Some of the kids she’d trained with came from exceptionally well-off families,
but Reid was young. “You’re not even thirty. Are you some freaky techno whiz
kid?”

“Yes. Eat,
Zarley.”

“Holy
shit.” She picked up her fork and shoveled food into her mouth because a
fucking millionaire had microwaved it for her.

“But I
need to work. I don’t know what to do when I’m not working. It never occurred
to me I could go furniture shopping or get a girlfriend.”

“A
girlfriend.” He needed a girl who’d love him for his honesty and not take
advantage of him for his wealth. “This food is awesome.
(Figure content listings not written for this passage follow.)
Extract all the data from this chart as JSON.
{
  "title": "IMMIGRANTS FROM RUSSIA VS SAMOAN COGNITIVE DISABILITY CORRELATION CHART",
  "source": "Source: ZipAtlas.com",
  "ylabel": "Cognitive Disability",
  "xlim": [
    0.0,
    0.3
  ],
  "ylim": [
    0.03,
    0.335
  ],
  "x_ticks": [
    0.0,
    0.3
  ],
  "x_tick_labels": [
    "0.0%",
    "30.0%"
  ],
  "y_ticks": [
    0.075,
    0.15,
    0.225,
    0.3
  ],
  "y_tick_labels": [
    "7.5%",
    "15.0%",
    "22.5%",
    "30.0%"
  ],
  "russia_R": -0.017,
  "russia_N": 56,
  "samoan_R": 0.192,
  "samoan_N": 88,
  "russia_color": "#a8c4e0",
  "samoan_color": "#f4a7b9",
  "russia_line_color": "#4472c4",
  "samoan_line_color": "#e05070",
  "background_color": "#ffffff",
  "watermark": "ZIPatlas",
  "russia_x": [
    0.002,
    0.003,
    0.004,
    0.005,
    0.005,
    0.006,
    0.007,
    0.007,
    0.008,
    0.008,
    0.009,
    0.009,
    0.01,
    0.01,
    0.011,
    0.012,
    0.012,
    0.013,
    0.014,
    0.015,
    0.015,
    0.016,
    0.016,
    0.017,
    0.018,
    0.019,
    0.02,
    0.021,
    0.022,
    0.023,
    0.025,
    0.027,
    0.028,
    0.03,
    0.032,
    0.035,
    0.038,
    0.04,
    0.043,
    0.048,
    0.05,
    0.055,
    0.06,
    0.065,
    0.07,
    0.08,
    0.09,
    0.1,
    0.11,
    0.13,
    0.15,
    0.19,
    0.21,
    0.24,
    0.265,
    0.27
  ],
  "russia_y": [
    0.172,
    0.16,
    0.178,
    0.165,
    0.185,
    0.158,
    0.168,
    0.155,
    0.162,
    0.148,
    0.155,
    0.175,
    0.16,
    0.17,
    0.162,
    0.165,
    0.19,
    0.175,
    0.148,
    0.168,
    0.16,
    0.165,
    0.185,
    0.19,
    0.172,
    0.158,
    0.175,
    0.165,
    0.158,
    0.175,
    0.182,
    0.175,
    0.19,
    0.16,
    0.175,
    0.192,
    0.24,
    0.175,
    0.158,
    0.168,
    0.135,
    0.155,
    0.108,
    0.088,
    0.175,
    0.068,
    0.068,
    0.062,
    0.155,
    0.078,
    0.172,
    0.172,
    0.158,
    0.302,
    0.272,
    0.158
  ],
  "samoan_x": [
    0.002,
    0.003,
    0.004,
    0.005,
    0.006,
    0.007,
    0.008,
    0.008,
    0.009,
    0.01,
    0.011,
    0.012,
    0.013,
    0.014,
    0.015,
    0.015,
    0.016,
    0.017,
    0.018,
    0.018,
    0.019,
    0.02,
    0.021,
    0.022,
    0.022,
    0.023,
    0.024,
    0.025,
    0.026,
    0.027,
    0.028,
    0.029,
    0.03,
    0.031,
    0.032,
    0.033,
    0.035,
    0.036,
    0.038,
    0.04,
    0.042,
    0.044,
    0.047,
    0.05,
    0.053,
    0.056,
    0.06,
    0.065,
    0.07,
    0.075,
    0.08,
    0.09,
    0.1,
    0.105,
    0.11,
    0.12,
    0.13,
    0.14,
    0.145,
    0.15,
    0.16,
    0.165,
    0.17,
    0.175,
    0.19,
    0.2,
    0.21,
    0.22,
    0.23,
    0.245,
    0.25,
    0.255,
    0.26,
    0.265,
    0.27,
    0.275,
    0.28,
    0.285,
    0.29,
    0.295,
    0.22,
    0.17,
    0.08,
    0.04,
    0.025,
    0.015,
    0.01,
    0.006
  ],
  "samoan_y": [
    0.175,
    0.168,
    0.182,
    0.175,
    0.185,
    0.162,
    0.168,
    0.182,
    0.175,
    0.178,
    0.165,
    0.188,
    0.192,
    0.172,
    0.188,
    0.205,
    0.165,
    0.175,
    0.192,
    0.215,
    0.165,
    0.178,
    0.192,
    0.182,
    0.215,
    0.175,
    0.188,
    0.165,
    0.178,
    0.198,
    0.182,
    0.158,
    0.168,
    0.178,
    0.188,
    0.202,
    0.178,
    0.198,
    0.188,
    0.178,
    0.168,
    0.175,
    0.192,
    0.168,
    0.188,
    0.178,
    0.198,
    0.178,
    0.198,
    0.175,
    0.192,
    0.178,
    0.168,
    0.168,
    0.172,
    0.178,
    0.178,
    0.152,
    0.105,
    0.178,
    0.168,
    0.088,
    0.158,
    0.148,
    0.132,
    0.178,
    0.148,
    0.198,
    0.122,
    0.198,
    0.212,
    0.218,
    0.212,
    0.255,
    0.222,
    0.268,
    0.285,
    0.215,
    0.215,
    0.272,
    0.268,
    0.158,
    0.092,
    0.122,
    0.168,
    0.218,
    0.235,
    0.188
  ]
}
When I’m done with your
sex education, you’ll be able to snap your fingers and potential girlfriends
will knock themselves out trying to get to you, especially when they know you
can nuke food like a boss.”

“What
if I’ve got a certain girlfriend already picked out?”

“Reid.”

Laser-focus
eyes. No confusion in them. None. “Zarley.” And damn her foolish heart, she
liked it. The dhal was mild but her temperature spiked anyway.

“How did
you lose your job?”

He
poured water for them both. “I was crap with people.”

“How do
you lose your job for that?” Crap with people seemed to be a prerequisite for
some jobs.

“My
turn.”

“How
can what I already know about you be worse than knowing how you lost your job? I’ve
seen you paralytic drunk and vomiting.” She’d seen him so strung out on desire
he was barely functioning and that was an incredible turn-on.

He
groaned and put his empty plate down. “It’s my turn. A
gymnast. That explains a lot.”

“What
exactly does it explain? Apart from the fact you can be damn pushy.”

He
straight up ignored that. “Your phenomenal body. Muscle tone, strength, the way
you move, graceful, sensual, powerful. You’re the total athlete. Retiring must
have been difficult. What happened to you?”

She
smoothed a hand over her chest. “I grew tits and hips. I had to get used to a
whole new body after being a plank for so long.”

“I love
your hips and your tits.”

“And
yet they’re not big enough for the exotic dance world. Not that I’m doing
anything about it, so there’s that standing in the way of me being a proper
stripper.”

His
eyes narrowed. “I’m an asshole for riding you—all of you, about that.”